JFHOD

C.091 - Déterminants antro-pyloro-duodénaux de la vidange gastrique en manométrie antro-duodénale haute résolution

H. Soliman, C. Desprez, C. Melchior, A.M. Leroi, G. Gourcerol

Introduction

La gastroparésie est définie par un ralentissement objectif de la vidange gastrique (VG) associé à des symptômes de dyspepsie et nausées vomissements [1]. Les déterminants moteurs responsables du ralentissement de la VG restent à ce jour mal identifiés. La manométrie antro-duodénale haute résolution (MADHR) réalisée avec une sonde électronique est une technique innovante permettant d’étudier de façon plus précise la motricité antro-pyloro-duodénale, avec 36 capteurs espacés d’un centimètre. L’objectif était de corréler le temps de VG aux mesures manométriques réalisées chez des patients avec des troubles fonctionnels adressés pour une manométrie du grêle.

Patients et Methodes

Une MADHR a été réalisée chez 38 patients avec symptômes évocateurs de gastroparésie, avec positionnement radioscopique. La motricité antro-pyloro-duodénale a été étudiée en période interdigestive (3h) puis en période post-prandiale d’un repas calibré de 250Kcal. La fréquence des contractions, leur localisation, leur amplitude, l’intégrale de contraction ainsi que la pression pylorique ont été recueillies. Dans le même temps, une mesure de la VG par test respiratoire à l’acide octanoïque marqué au 13C [2]. 

Résultats

Parmi les 38 patients, 14 avaient une VG ralentie. La motricité en période inter digestive n’était pas différente entre les malades avec VG normale et ceux avec VG ralentie. Il n’existait pas de différence sur la fréquence, l’amplitude et l’IC des contractions antrales en phase 2 et en phase 3 du complexe moteur migrant chez les deux groupes de patients. Aucune différence significative n’a été mise en évidence sur les contractions duodénales en phase 2 et 3 de la motricité inter digestives. La fréquence des phases 3 à départ antral était cependant diminuée chez les patients avec une VG ralentie (0.17 ± 0.03 vs 0.09 ± 0.02 phase par heure ; p=0.046). De plus, il n’existait pas de différence de pression au niveau du sphincter pylorique.
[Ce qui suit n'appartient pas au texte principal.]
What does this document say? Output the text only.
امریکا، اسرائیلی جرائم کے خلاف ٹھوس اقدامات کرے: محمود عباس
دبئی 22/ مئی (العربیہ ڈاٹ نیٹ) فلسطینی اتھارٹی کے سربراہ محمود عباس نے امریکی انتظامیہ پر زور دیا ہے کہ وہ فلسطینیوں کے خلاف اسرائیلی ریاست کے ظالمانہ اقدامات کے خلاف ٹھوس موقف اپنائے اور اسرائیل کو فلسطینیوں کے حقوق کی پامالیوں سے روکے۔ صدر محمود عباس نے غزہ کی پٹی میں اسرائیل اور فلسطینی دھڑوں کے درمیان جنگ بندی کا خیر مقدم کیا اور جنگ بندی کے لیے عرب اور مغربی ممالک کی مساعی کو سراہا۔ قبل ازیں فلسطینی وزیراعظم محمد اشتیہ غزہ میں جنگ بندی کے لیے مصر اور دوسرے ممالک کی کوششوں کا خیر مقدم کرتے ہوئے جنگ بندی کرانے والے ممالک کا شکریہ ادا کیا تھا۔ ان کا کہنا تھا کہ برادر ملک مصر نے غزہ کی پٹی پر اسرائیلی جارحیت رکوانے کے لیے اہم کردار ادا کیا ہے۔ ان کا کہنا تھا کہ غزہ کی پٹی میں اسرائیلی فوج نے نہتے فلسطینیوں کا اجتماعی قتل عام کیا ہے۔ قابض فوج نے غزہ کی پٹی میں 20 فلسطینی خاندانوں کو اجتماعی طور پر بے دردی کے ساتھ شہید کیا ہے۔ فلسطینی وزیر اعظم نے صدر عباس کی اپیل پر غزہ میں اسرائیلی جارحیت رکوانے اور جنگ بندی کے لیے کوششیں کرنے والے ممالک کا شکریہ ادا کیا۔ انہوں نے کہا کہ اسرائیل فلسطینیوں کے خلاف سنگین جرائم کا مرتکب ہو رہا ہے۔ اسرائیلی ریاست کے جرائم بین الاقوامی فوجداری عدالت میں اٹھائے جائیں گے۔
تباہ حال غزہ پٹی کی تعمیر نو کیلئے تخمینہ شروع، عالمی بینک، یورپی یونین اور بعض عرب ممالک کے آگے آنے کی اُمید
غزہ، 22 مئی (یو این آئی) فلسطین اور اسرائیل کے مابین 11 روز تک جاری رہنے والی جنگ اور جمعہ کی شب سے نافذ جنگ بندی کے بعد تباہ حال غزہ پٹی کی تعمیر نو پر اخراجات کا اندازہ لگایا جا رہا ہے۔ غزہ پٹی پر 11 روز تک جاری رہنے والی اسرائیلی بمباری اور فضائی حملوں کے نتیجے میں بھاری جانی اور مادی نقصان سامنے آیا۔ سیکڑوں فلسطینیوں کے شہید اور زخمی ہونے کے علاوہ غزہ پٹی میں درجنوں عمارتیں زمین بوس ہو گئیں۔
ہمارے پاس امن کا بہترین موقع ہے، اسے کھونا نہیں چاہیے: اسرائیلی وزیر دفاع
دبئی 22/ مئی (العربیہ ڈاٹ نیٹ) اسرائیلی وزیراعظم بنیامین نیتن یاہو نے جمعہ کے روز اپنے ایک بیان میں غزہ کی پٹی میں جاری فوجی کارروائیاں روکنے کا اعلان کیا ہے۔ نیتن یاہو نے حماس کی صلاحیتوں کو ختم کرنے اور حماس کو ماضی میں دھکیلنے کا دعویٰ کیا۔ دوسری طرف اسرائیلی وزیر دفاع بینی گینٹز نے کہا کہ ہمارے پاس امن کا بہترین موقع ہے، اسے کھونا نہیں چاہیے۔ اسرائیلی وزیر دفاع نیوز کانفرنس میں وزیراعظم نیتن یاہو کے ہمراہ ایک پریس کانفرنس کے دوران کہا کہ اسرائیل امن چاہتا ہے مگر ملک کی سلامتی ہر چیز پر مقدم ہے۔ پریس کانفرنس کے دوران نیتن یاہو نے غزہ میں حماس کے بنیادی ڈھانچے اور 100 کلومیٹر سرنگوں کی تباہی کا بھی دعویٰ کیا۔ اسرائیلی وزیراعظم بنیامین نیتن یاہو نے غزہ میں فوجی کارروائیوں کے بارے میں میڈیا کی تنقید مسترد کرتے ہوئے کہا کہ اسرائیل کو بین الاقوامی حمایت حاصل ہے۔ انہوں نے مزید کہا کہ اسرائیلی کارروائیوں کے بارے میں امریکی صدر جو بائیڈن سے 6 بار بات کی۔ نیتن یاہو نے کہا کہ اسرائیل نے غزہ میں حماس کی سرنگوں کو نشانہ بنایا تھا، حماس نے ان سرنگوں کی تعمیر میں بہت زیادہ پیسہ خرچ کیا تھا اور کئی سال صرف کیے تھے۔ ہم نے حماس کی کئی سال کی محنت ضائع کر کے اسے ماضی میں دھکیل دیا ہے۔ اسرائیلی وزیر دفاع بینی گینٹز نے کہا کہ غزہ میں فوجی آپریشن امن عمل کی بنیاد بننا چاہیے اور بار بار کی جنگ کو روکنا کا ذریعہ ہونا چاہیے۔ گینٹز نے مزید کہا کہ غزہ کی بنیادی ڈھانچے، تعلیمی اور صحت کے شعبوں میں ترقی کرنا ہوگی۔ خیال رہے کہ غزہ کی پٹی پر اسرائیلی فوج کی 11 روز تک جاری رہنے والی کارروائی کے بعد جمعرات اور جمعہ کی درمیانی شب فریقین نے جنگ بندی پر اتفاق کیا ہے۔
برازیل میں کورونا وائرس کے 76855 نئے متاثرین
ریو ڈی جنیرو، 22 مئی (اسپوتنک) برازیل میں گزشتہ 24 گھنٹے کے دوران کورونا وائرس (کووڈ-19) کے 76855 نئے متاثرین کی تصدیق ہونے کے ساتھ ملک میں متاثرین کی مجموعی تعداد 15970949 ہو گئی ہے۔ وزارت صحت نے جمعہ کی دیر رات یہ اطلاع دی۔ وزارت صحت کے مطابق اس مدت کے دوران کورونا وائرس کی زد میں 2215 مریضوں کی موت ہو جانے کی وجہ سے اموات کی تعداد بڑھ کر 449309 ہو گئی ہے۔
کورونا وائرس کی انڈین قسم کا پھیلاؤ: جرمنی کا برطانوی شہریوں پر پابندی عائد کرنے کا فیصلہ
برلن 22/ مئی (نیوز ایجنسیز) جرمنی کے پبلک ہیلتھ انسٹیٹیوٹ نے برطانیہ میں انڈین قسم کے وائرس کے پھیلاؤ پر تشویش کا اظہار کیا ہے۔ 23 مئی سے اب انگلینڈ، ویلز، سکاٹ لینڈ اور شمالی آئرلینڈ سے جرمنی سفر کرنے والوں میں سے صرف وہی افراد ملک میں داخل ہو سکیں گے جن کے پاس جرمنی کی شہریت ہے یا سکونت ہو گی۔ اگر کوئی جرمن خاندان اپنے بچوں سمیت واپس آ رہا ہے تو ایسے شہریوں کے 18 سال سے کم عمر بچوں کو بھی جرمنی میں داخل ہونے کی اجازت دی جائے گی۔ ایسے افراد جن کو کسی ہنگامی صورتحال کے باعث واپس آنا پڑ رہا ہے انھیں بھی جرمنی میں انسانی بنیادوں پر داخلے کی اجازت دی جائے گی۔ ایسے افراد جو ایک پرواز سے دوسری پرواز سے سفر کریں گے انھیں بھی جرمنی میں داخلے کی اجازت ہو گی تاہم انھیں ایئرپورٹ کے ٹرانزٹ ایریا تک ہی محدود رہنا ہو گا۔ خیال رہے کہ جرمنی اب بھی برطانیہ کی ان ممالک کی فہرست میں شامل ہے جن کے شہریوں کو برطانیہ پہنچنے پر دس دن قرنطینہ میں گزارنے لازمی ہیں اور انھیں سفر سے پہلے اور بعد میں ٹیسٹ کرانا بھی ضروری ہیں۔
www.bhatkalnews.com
Enfin, en période post prandiale, la fréquence des contractions antrales était significativement diminuée chez les patients avec une VG ralentie (150 contractions par heure (cph) ± 13 vs 112 ± 18 ; p=0.003). Cette diminution était surtout marquée sur les contractions antrales à forte amplitude (>150mmHg), avec une fréquence de 30 ± 4 cph vs 15 ± 7 ; p=0.05. L’amplitude moyenne antrale et l’IC antrale postprandiale n’étaient en revanche pas différentes (73 ± 8 mmHg vs 52 ± 10 ; p=0.11 et 7769 ± 1066 vs 5568 vs 1142 ; p=0.20 respectivement). L’amplitude, la fréquence et l’IC des contractions duodénales en post prandiale n’étaient également pas différentes entre les patients avec une VG normale ou ralentie.

Discussion

Conclusion

Notre travail montre qu’il existe une diminution de la fréquence des contractions antrales chez les patients avec une VG ralentie. En revanche, il n’existe pas de différence de motricité duodénale postprandiale ou inter digestive entre patients avec vidange normale ou ralentie.